This just a jumble of images - a sort of collage - at the moment; and ALL of it needs more work. In particular the shortcomings with my isolation of Roger Benson's woman figure (originally holding a hair brush but now equipped with a wickedly pliable looking punishment cane) - but also the girl figure once removed from her grey shading layer - are made more apparent once backgrounded by the nurse's uniform dress and now I realise there is still a fringe of her original shaded background here and there, which is irritating.
So this is all a bit experimental and if you click on the image and check out the file name you'll spot the word 'socks' in there which is how this started out, by my playing around and considering putting socks on the girl. But I also wanted to play around a bit more with acquiring a halfway decent colour pic of the so-called 'National' nurses' uniform dress of the 1970s, which I have a personal love affair with and which was the inspiration behind by trying to apply that particular check pattern and that particular shade of blue (which I still haven't got right) to Mr Benson's wonderfully drawn 1950s / late 60s woman.
The thing is that there seems to be a number of fairly high quality B&W photographs around but none to speak of in full colour (I have myself scanned a couple of colour pics in from an old Alexandra Workwear catalogue in the past but they were not very large and didn't scan very well - I seem to remember an even older edition had a full page colour pic but I don't have that one). So basically I have found myself attempting to colourise the best monochrome pic I colour find - and trying to get that bloody shade of blue right; and trying to get the belt right too, which in my mind ought to be white, and is VERY important for some reason which I cant quite put my finger on.
Much effort on my part was also expended on creating the spoon and medication, which is intended for another image. In my mind our young heroine has just had an absolutely agonising and will-sapping caning for refusing her medication. Now I now of at least a few visitors here who much prefer to think of such discipline taking in the domestic environment, to whom I would say that for my part I don't think the presence of a young woman in a nurse's uniform dress definitely marks out the scenario as necessarily institutional. Actually I am quite enamoured with the idea of some part of the home having been set aside in some way, isolated from the rest and furnished with all the paraphernalia required to keep a headstrong young lady under control.
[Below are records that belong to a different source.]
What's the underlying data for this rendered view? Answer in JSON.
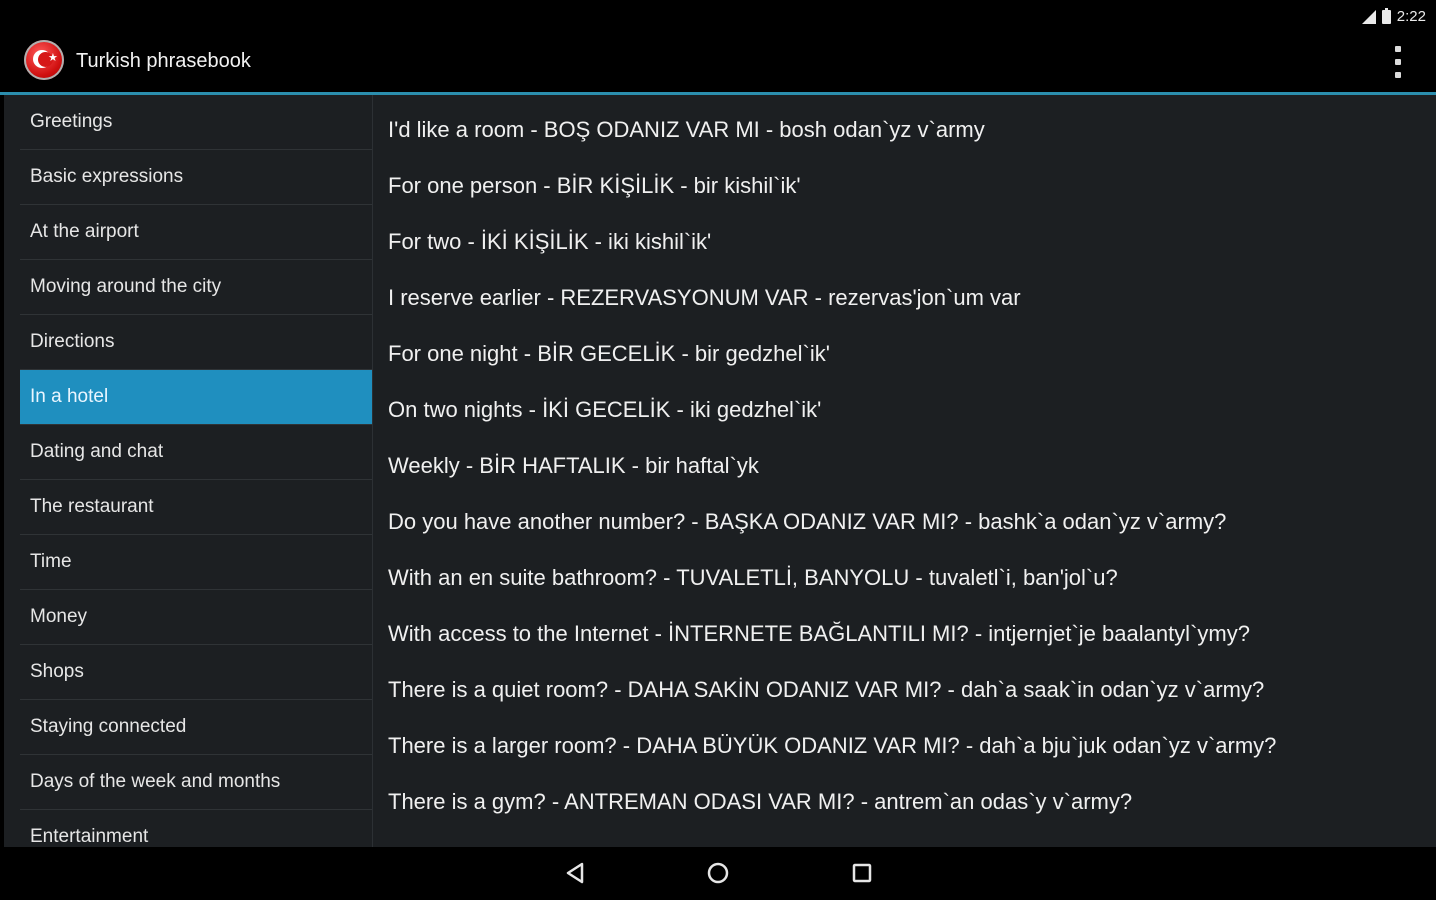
{
  "status_bar": {
    "time": "2:22",
    "signal_icon": "signal-icon",
    "battery_icon": "battery-icon"
  },
  "action_bar": {
    "title": "Turkish phrasebook",
    "app_icon": "turkish-flag-icon",
    "overflow_icon": "more-vert-icon"
  },
  "colors": {
    "accent": "#33a7cc",
    "selected": "#1f8fbf",
    "background": "#1c1f22"
  },
  "categories": [
    {
      "label": "Greetings",
      "selected": false
    },
    {
      "label": "Basic expressions",
      "selected": false
    },
    {
      "label": "At the airport",
      "selected": false
    },
    {
      "label": "Moving around the city",
      "selected": false
    },
    {
      "label": "Directions",
      "selected": false
    },
    {
      "label": "In a hotel",
      "selected": true
    },
    {
      "label": "Dating and chat",
      "selected": false
    },
    {
      "label": "The restaurant",
      "selected": false
    },
    {
      "label": "Time",
      "selected": false
    },
    {
      "label": "Money",
      "selected": false
    },
    {
      "label": "Shops",
      "selected": false
    },
    {
      "label": "Staying connected",
      "selected": false
    },
    {
      "label": "Days of the week and months",
      "selected": false
    },
    {
      "label": "Entertainment",
      "selected": false
    }
  ],
  "phrases": [
    "I'd like a room - BOŞ ODANIZ VAR MI - bosh odan`yz v`army",
    "For one person - BİR KİŞİLİK - bir kishil`ik'",
    "For two - İKİ KİŞİLİK - iki kishil`ik'",
    "I reserve earlier - REZERVASYONUM VAR - rezervas'jon`um var",
    "For one night - BİR GECELİK - bir gedzhel`ik'",
    "On two nights - İKİ GECELİK - iki gedzhel`ik'",
    "Weekly - BİR HAFTALIK - bir haftal`yk",
    "Do you have another number? - BAŞKA ODANIZ VAR MI? - bashk`a odan`yz v`army?",
    "With an en suite bathroom? - TUVALETLİ, BANYOLU - tuvaletl`i, ban'jol`u?",
    "With access to the Internet - İNTERNETE BAĞLANTILI MI? - intjernjet`je baalantyl`ymy?",
    "There is a quiet room? - DAHA SAKİN ODANIZ VAR MI? - dah`a saak`in odan`yz v`army?",
    "There is a larger room? - DAHA BÜYÜK ODANIZ VAR MI? - dah`a bju`juk odan`yz v`army?",
    "There is a gym? - ANTREMAN ODASI VAR MI? - antrem`an odas`y v`army?"
  ],
  "nav_bar": {
    "back_icon": "back-icon",
    "home_icon": "home-icon",
    "recents_icon": "recents-icon"
  }
}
As for the stockings: I quite agree their presence is anything like perfect. On the other hand, I am not at all sure socks would be right either (white or otherwise). Surely bare feet are the order of the day? But have you considered (particularly in the the institutional environment) that on occasion she might be required to wear girdle, stockings and 'heels' for a short while (perhaps while undergoing one-to-one psychological appraisal and counselling) as a sort of cruel reminder of the 'normal' world outside the secure high-walled confines of the care home she has found herself detained in and which she is no longer part of and of her old life?
Views anyone? For example: Pyjamas with a PVC or latex tabbard worn over the top - perhaps labelled with a 'diagnosis' designed to influence the way people treat her? Pyjamas alone? Or a one piece dress type of thing such as seen on the girl here? Or something entirely different? And does it matter whether she is confined at home in some way or institutionalised somewhere nice and isolated?
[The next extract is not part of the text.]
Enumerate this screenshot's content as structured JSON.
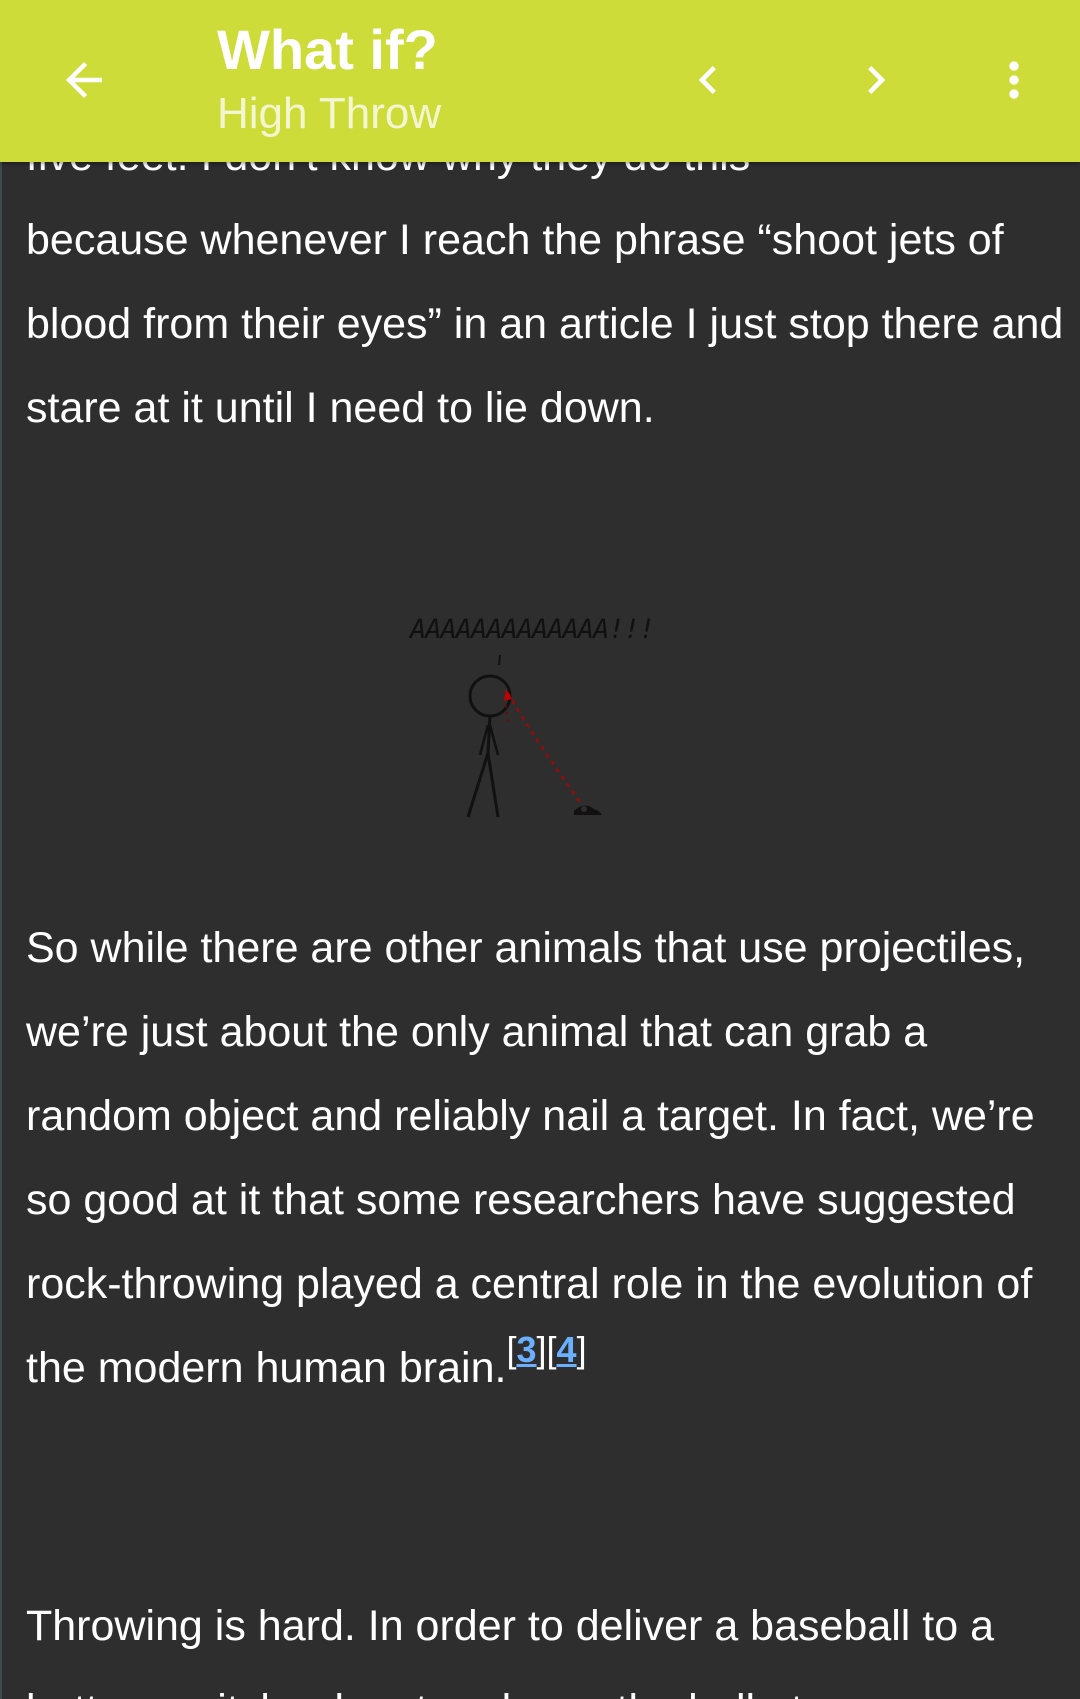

You'll have to wait a little to see your words in print - not my fault; it is the fault of those who would plant there spam here - but I'll get 'em up and also responded too ASAP. The trouble is that when I am out and about - as I will be in a moment or two (going down the pub - The Tollgate anyone?) I am at the mercy of the WiFi providers and nowadays blogs and websites such as this one of mine are often blocked. Bye for now!
2 comments:
Surely the appropriate dress for a young woman undergoing corrective training would be a pair of those regulation school pyjamas that giels were required to wear at boarding school in the past. The striped variety, buttoned up to the collar, are particularly humiliating and rather degrading.
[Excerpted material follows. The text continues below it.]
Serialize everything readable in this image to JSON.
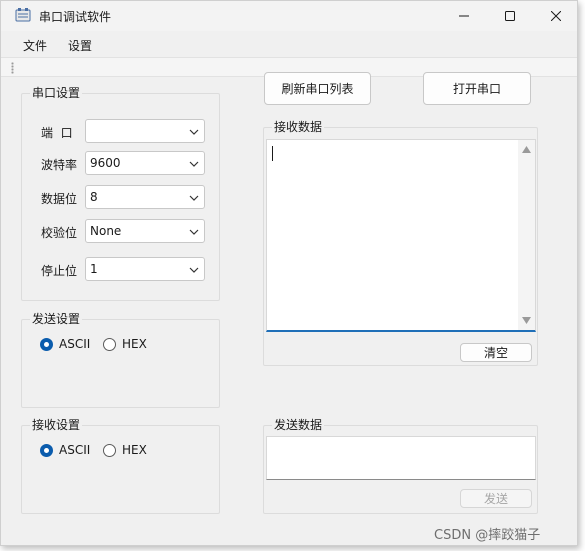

Hi there Anonymous! Thanks for the feedback. Yeah I used to visit the blog that was called something like 'The Girl In The Striped Pyjamas' where there was a serialised story going on and there were some good ideas there, although the story sort of petered out after a while and I'm not sure if anything new has been published there for some time. I do like the idea of the style you speak of, albeit with certain modifications and changes to styling to make more suitable for sort of institutional care I have been thinking of. And there can be little doubt, I think, that for a lively outgoing girl to be confined to that mode of dress - and nothing else - all day every day and day after day after day would have a most salutary effect. And this would be especially the case if there should be something about the outfit which even further sets her apart from the would at large – and of course such an approach is just as adaptable to the domestic environment (under the right circumstances) as to the secure institution.